By Judy Greenspan
Hundreds of progressive youth, predominantly Latin@, converged on the local offices of Immigration and Customs Enforcement to demand an end to the raids on the homes and workplaces of undocumented workers in this city. Young people from the East Bay risked arrest by jumping BART (Bay Area Rapid Transit) turnstiles to attend the Oct. 31 protest.
The organizers of this protest chose Halloween to launch a broad and united youth-led campaign against the ICE raids and deportations. Demonstrators were urged to wear black and skull face paint or masks. The all-day event gathered at 10 a.m. at Ferry Park, marched to the ICE office at 11:30 and maintained a militant, energetic rally and protest until after 5 p.m.
At the ICE headquarters, young people blocked both entrances of the building and refused to let any ICE vehicles leave the area for several hours.
Young protesters from the East Bay who wanted to attend the rally jumped the turnstiles at several East Bay BART stations. The BART responded by closing several stations. However, the young people, who kept in contact with each other by cell phone and Internet, successfully held up the East Bay BART trains, demanding that the stations be reopened. There were several arrests of young people at the downtown Richmond BART stop.
“We want to make sure our families are safe and that our lives are not being threatened. It’s really unfair, trying to scare high school students. We want to make sure sanctuary cities are respecting immigrants,” said Aurora Castellanos, a first-year student at the University of California at Berkeley. Castellanos was one of the organizers of the rally.
ICE raids at schools and workplaces have increased dramatically over the past year. Several coalitions, including this newest one, have come together to demand amnesty for all undocumented workers and an end to the ICE raids.
Many cities in the Bay Area are “sanctuary cities” for undocumented workers. However the sanctuary status has not deterred ICE from its terrifying raids.
“We are humans, not illegals! Stop the raids!” the protesters chanted as they marched through this city’s business district. Hundreds of people came out of stores and offices to watch the march go by.

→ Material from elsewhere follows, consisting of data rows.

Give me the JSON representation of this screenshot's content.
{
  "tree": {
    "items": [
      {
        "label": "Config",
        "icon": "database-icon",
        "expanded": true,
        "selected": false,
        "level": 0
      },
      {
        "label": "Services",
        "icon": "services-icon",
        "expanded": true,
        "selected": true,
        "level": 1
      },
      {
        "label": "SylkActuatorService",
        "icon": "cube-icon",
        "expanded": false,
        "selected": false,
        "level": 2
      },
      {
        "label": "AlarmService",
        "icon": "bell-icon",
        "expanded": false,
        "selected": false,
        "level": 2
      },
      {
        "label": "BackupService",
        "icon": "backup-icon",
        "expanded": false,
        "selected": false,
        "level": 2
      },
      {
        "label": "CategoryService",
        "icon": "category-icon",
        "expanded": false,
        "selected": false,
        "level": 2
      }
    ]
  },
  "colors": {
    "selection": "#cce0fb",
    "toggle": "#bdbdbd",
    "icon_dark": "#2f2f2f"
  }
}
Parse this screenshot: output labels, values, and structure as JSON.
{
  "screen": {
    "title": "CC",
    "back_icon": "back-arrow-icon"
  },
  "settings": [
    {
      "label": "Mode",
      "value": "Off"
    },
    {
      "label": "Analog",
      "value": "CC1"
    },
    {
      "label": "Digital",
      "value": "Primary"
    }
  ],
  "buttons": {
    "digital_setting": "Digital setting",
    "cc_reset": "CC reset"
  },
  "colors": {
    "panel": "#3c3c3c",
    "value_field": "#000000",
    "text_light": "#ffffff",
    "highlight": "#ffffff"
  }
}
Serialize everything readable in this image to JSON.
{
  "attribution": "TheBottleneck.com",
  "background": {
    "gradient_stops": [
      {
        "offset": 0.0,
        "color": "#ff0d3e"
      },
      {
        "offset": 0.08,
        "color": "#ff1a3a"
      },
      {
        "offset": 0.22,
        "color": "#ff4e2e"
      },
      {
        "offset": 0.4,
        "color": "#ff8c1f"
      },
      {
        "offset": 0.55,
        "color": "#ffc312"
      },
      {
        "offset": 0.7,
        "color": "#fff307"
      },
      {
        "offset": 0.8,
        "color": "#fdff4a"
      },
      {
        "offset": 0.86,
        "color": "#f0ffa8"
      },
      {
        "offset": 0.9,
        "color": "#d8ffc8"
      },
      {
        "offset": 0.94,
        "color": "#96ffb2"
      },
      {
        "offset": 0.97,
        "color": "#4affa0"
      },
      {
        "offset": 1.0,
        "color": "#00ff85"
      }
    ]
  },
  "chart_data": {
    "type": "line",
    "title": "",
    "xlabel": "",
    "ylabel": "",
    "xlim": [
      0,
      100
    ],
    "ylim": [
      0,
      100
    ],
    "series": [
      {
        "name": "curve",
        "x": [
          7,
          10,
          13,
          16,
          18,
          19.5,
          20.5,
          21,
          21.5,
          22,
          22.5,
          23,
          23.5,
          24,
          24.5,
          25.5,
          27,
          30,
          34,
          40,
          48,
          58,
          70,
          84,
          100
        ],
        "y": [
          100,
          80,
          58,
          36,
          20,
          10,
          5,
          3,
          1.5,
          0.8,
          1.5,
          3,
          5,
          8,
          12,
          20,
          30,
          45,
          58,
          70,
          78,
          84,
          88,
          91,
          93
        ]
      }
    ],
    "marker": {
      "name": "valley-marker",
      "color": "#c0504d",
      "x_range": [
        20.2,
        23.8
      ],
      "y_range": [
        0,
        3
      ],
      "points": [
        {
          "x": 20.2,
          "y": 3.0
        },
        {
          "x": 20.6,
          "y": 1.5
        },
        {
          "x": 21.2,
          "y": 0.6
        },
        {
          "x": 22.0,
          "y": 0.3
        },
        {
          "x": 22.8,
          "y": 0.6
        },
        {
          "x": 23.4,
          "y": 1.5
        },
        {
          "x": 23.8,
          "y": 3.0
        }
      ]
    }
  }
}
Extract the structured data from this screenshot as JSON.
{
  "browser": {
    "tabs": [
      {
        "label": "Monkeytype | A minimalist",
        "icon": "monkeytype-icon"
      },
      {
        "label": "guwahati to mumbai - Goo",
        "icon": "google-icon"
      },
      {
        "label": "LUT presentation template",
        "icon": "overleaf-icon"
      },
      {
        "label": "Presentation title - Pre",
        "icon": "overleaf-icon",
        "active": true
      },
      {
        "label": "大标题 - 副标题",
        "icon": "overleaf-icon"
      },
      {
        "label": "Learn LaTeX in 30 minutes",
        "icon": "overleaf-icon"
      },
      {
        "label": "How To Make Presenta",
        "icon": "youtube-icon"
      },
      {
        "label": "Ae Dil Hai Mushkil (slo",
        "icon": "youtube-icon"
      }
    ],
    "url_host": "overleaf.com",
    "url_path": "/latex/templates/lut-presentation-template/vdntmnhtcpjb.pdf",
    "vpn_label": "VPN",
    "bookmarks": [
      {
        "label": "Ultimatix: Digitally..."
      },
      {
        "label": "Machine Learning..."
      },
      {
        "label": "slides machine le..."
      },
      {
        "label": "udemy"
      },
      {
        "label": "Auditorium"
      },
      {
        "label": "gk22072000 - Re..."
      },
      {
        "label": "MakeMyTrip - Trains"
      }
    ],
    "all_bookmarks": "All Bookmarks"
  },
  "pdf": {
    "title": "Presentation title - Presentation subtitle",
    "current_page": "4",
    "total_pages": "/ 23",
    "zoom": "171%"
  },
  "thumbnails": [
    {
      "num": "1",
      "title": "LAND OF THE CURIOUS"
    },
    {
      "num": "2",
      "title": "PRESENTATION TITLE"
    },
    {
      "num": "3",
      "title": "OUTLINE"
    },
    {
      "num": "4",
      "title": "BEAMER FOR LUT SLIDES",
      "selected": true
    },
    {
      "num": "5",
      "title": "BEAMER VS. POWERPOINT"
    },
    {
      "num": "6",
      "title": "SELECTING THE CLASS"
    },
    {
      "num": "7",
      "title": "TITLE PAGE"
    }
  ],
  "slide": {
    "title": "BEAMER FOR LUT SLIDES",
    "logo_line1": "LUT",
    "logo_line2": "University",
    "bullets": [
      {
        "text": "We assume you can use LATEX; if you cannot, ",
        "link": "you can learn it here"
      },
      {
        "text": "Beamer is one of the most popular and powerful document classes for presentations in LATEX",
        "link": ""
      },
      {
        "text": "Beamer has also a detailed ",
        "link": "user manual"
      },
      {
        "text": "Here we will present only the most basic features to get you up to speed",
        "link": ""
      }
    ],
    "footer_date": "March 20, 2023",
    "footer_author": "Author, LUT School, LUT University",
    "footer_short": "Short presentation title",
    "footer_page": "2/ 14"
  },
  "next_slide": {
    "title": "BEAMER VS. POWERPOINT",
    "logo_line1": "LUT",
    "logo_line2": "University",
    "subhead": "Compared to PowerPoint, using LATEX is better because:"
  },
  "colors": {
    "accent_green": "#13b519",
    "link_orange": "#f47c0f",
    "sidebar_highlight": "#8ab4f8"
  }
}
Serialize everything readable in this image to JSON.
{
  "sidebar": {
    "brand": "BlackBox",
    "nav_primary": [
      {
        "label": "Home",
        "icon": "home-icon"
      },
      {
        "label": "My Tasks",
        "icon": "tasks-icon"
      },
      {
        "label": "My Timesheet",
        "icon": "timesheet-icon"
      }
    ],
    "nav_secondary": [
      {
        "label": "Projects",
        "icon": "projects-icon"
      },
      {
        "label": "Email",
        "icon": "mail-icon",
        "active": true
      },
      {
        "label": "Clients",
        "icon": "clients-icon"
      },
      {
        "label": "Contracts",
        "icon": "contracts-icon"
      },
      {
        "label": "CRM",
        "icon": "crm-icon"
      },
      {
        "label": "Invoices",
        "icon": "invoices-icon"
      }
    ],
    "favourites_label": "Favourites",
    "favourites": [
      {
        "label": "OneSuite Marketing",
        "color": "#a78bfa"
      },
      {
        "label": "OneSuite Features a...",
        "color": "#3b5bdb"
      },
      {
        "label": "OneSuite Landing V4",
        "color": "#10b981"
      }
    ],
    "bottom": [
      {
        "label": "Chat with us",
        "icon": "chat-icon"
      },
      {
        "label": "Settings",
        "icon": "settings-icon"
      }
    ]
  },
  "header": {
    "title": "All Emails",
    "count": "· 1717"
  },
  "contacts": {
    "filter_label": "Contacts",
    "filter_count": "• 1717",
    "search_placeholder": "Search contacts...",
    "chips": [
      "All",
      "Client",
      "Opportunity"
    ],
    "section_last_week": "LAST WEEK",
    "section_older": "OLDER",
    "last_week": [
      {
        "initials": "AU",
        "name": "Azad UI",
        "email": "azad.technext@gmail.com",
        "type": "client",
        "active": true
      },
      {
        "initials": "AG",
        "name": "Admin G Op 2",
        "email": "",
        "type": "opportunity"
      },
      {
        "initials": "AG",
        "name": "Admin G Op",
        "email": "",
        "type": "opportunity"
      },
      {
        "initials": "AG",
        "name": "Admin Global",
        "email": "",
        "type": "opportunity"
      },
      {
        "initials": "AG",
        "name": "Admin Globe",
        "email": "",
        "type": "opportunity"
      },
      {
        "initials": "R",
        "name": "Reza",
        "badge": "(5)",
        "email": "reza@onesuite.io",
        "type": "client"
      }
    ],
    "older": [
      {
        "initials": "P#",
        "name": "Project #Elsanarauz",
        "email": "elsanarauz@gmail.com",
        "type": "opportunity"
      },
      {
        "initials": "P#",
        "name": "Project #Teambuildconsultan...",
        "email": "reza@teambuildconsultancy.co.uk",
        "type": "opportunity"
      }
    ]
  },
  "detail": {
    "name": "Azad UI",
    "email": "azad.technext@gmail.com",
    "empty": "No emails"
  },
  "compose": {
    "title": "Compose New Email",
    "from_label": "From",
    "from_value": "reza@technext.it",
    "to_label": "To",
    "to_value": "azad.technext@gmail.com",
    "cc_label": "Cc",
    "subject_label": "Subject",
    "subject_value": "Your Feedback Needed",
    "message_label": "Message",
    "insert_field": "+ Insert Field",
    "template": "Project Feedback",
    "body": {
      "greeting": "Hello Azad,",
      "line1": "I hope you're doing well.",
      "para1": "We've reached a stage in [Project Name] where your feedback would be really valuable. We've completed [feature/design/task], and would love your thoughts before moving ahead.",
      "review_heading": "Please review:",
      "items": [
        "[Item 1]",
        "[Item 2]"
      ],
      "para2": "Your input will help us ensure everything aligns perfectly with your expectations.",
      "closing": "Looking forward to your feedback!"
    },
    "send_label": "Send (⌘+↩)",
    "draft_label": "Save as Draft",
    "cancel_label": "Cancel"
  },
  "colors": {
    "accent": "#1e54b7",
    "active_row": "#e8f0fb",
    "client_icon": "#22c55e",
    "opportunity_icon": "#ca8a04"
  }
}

Many of the students who came out to stop “the violence done to immigrants and families from Africa, Mexico, Central and South America, Asia and the Pacific Islands and the Middle East, had first hand experience with the ICE raids. One woman, Beatriz Dominguez, spoke about waking up one morning to find her father gone. ‘They took my dad away,’ she said. ‘That’s why I am here today—to make my voice heard and to speak out for my family and for all the students who couldn’t be here because they were afraid of ICE,’ Dominguez explained.”
All quotes from the Berkeley Daily Planet, Nov. 6.